In Newsweek, Joshua Alston said the film "has the infectious scrappiness of a community-theater troupe, one that isn't that great, but has enough conviction to make up for its lack of self-awareness ... And while I wouldn't watch Sybil a second time, it was raucous, nostalgic fun. I could say it's the worst movie I've seen in some time, but I'd prefer to say it's the best at being not good."

Roger Catlin of the Hartford Courant observed the film "is at once a little more true to the original, but also, at half the time, rushed ... Tammy Blanchard has the role that could be either a career-making tour de force or a showoffy mess and pulls it off."
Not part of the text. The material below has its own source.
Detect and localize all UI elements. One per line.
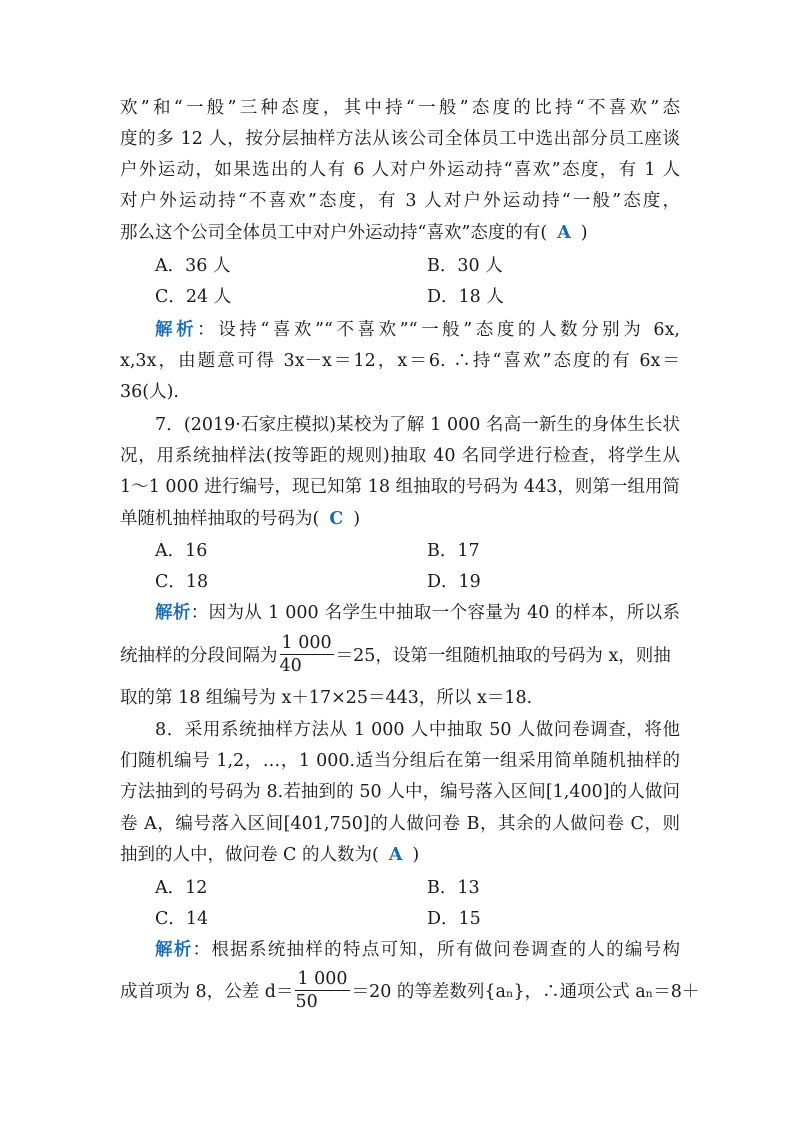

In the Times Herald-Record, Kevin McDonough said: "Sybil seems to have been written to challenge and reward the serious performer. It is an actor's dream and potential nightmare, a role that calls upon the player to shift voice, tone and personality on a dime ... Blanchard acquits herself well. She does not eclipse the memory of Field's Sybil, but it is a performance to remember ... The saddest thing about this Sybil is its place in the schedule. A film like this used to be showcased during sweeps, not hidden away on a Saturday night in June like some poor relation ... CBS has shown the movie, its stars, and the story extreme disrespect with this treatment."

Matthew Gilbert of the Boston Globe wondered, "Why bother taking on a classic with limited popular potential when the remake is doomed to pale creatively next to the original? I'm thinking maybe this retelling of the true story ... was hatched to give actress Tammy Blanchard a big vehicle to suit her big talent ... Otherwise, this Sybil doesn't quite justify itself ... The remake feels more like a sketch of a troubled life than a fully realized portrait, which also detracts from its power to break your heart."